Ain't that a shame 

Rosie's Diner wants to be a diner for all seasons, for all meals, for all people. And I literally mean all people: Its five-page menu lists more than 100 combined breakfast items, sandwiches, burgers, entrées and salads, most using ingredients from US Foods. This is not counting the seven different french-fry toppings, the 21 items on the kids' menu, or the 17 flavors of shake.

This rush to the middle is reflected in co-owners Abraham Tellez and Ken Hertel's expansion plans: They've got three more Rosie's planned for the Front Range, then for locations near Houston, then a hope of being bought out.

The '50s decor is certainly suited for mass consumption, with repeated sightings of Marilyn Monroe, James Dean and the kids from Grease. Red and black are everywhere, half a fake Cadillac acts as the host stand, and you'll dine to the sonorous tones of "Surfin' Bird."

And if you haven't heard the word, this is the second location of a Monument staple, parked in a new development just north of New Life Church. It's still an underdeveloped commercial area, and probably a smart spot. Besides a few select dishes, though, location is the best thing going for Rosie's.

The coffee from Elevation Coffee Traders was decent, while appetizers like fried pickles ($4.99) and mozzarella sticks ($5.99) tasted OK. The flaky and buttery chicken quesadilla ($7.99) came off best, though it arrived with a strange, cilantro-laced guacamole that was way more unpleasant to eat than it sounds.

An order of liver and onions ($8.50) prompted this comment: "You're the youngest person I've seen order that." It won't happen again. The meat was dry and chewy, needing every ounce of the gravy and onions to give it life. Good bacon on top, though, and our great server did offer to take the dish off our bill when it lay unfinished.

Moving on, there's so much damn food on the menu that we completely skipped breakfast, soups and salads, bringing us to lunch.

Getting the worst out of the way, the guacamole and jalapeño burger ($8.99) had two serious problems: first, the weird guacamole, and second, a burger patty with such a serious "off" flavor that I retched. It tasted almost like dust. Somehow, the ground beef rebounded fine on the restaurant's rich Texas Toaster ($8.99): patty, bacon, red onion, mayonnaise, lettuce, tomato, pickles and American and Swiss cheese on Texas toast.

We topped one set of fries with an awesome homemade green chile ($1.99 extra), and another with cheese and bacon bits ($1.29), which quickly hardened into one solid piece.
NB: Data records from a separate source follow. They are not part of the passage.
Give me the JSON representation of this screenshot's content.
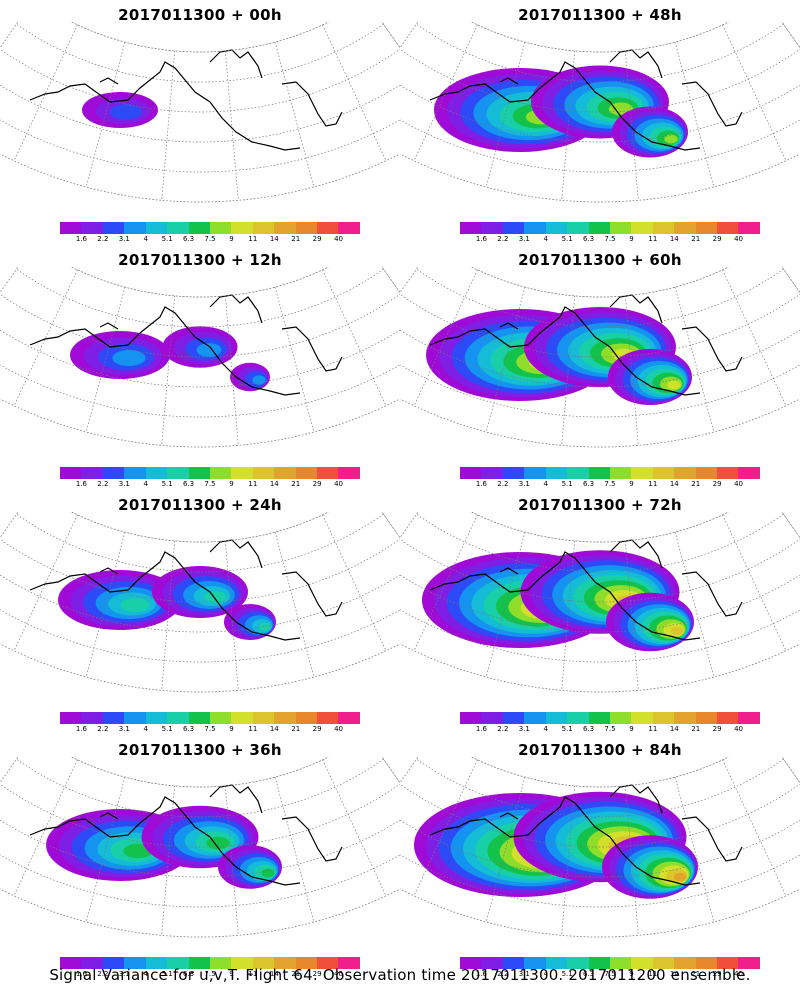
{
  "caption": "Signal Variance for u,v,T. Flight 64. Observation time 2017011300. 2017011200 ensemble.",
  "colorbar": {
    "colors": [
      "#a00ad6",
      "#7f1fe6",
      "#2d4af6",
      "#1493f0",
      "#14bcd8",
      "#18cfa8",
      "#13c24a",
      "#8fdd2b",
      "#d2e02b",
      "#dcc42c",
      "#e3a42d",
      "#e8862b",
      "#f0503a",
      "#f01e8a"
    ],
    "labels": [
      "1.6",
      "2.2",
      "3.1",
      "4",
      "5.1",
      "6.3",
      "7.5",
      "9",
      "11",
      "14",
      "21",
      "29",
      "40"
    ]
  },
  "panels": [
    {
      "title": "2017011300 + 00h",
      "intensity": 0.1
    },
    {
      "title": "2017011300 + 48h",
      "intensity": 0.7
    },
    {
      "title": "2017011300 + 12h",
      "intensity": 0.25
    },
    {
      "title": "2017011300 + 60h",
      "intensity": 0.8
    },
    {
      "title": "2017011300 + 24h",
      "intensity": 0.4
    },
    {
      "title": "2017011300 + 72h",
      "intensity": 0.85
    },
    {
      "title": "2017011300 + 36h",
      "intensity": 0.55
    },
    {
      "title": "2017011300 + 84h",
      "intensity": 0.95
    }
  ]
}
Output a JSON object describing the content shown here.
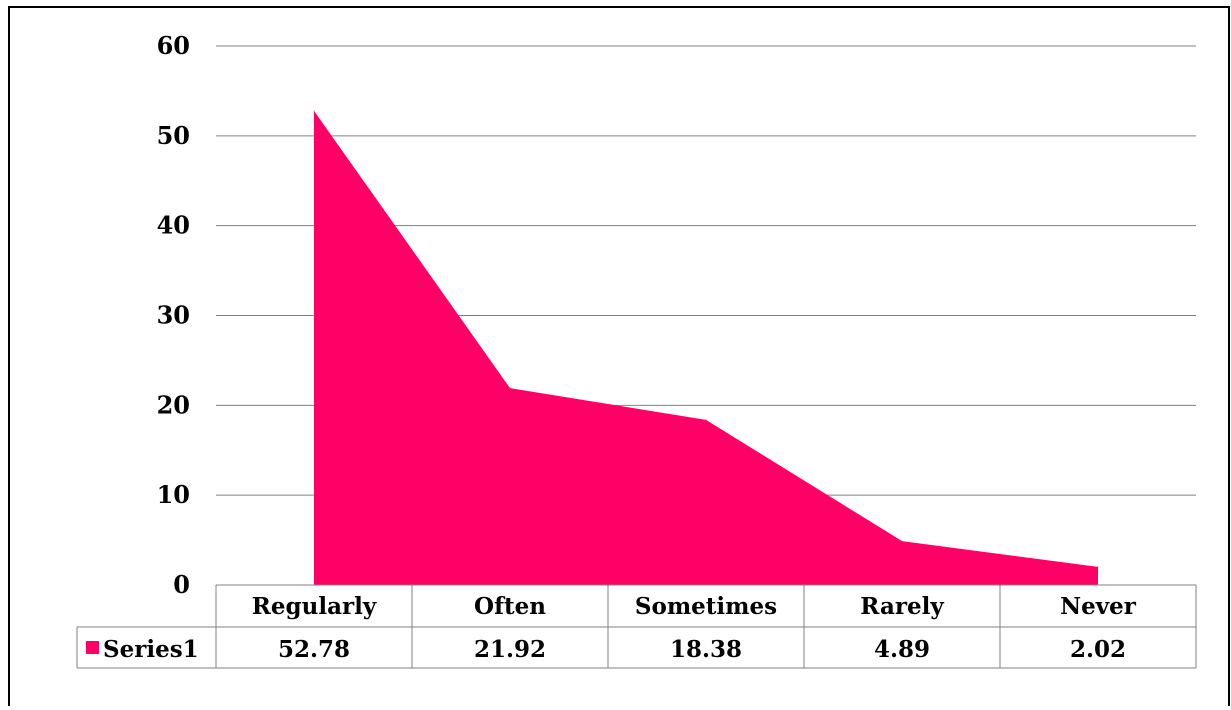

Still, the Memphis BBQ chicken burger ($8.99) we paired with those bacon-cheese fries was my favorite meal — moist, messy and tender, and great with both the onion ring and grilled onion toppings.

Besides a Hershey's Syrup-bombed chocolate shake ($3.50, with refill container), we're left with two other entrées. The California Club sandwich ($8.99) offered shaved turkey, mayo, tomato, Swiss cheese and bean sprouts on a grilled croissant, which all worked fine until my mouth found more guacamole. And a fish and chips ($8.99) of three filets of swai (farmed shark catfish) were big and hot, but basically flavorless, with a tendency to crumble instead of flake.

You can understand why expansion-minded entrepreneurs would offer something for everyone. But usually, it's best to leave a few things out.